The Evolution of the Car Interface

San Antonio: heading towards the mountains
 

If you’re an early riser, drive a car to work and are an heavy iPod user then you’ve probably been confronted with a drained car battery at the end of the day. Why?

Because the car lights are switched on when you leave home; the iPod is increasingly being worn in-car (who wants to listen to a 20th century model of advertising-interrupted content when you can totally control your listening experience?); the iPod with a superior pair of earbuds offers a similar/comforting/superior audio experience to that available in-car; the visual design cues on the dashboard, typically an illuminated headlight icon is difficult to notice by the time you arrive in full day light at your destination; and the secondary design cues – often a continuos high-pitched sound is difficult to hear when you’re still wearing earbuds.

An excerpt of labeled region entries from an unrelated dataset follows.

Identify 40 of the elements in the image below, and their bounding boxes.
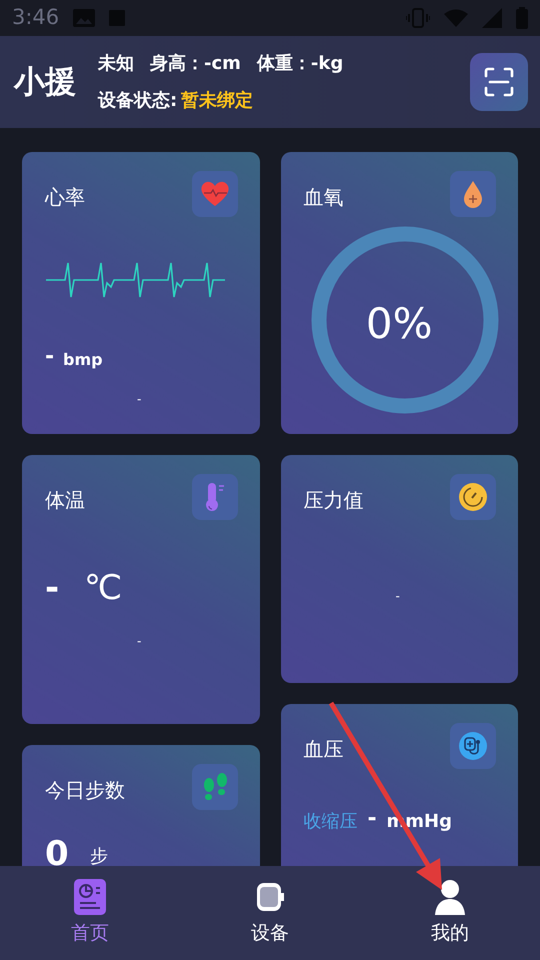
signal-icon [482, 8, 502, 28]
card-title: 体温 [45, 487, 85, 514]
report-icon [74, 878, 106, 915]
scan-button[interactable] [470, 53, 528, 111]
person-icon [435, 878, 465, 915]
footer-text: - [137, 391, 142, 408]
card-title: 压力值 [304, 487, 364, 514]
device-status-value: 暂未绑定 [181, 89, 254, 113]
nav-tab[interactable]: 首页 [65, 878, 115, 948]
nav-tab[interactable]: 我的 [425, 878, 475, 948]
device-status-label: 设备状态: [98, 89, 178, 113]
vibrate-icon [406, 8, 430, 28]
value-text: - [45, 567, 60, 610]
image-icon [73, 9, 96, 27]
value-text: 0% [364, 298, 434, 350]
value-text: - [368, 805, 377, 833]
status-time: 3:46 [12, 4, 60, 32]
height-text: 身高：-cm [150, 52, 241, 76]
footer-text: - [137, 633, 142, 650]
nav-tab[interactable]: 设备 [245, 878, 295, 948]
scan-icon [484, 67, 514, 97]
battery-icon [516, 7, 528, 29]
gauge-icon [457, 481, 489, 513]
value-text: - [45, 343, 54, 371]
card-title: 血压 [304, 736, 344, 763]
metric-label: 收缩压 [304, 810, 358, 834]
footer-text: - [396, 588, 400, 605]
wifi-icon [444, 9, 468, 27]
card-title: 血氧 [304, 184, 344, 211]
unit-text: ℃ [84, 567, 122, 610]
value-text: 0 [45, 833, 69, 866]
gender-text: 未知 [98, 52, 134, 76]
unit-text: bmp [63, 349, 103, 371]
stethoscope-icon [457, 730, 489, 762]
app-logo: 小援 [14, 62, 76, 102]
unit-text: 步 [90, 845, 108, 866]
card-title: 心率 [45, 184, 85, 211]
weight-text: 体重：-kg [256, 52, 344, 76]
app-icon [109, 10, 126, 26]
card-title: 今日步数 [45, 777, 125, 804]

Personal cocooned content being listened from door to (car) door to door and on occasion the lights stay on, the battery drains.

It’s a wonderful, if sometimes road-dangerous form of behavioural leakage – where well established practices (personal stereo for mood management, listening to ~music, cocooning) leaks into unexpected spaces (the car with its ‘superior’ in-car stereo, limited content in compromised format). And whilst it’s probably too much of a niche distraction for their design teams to be bothered with I’m intrigued what a purely Apple designed in-car hub would look like.

Every forward looking automotive manufacturer has been thinking about vehicles as connected objects for quite some time. To what extent is it acceptable for the manufacturer to modify interface elements such as secondary design cues after the vehicle has been sold? Is there a point when consumers expect to be able to fully adapt their in-car and out-car interface? Does the pressure to be able to adapt come from consumers; legislation?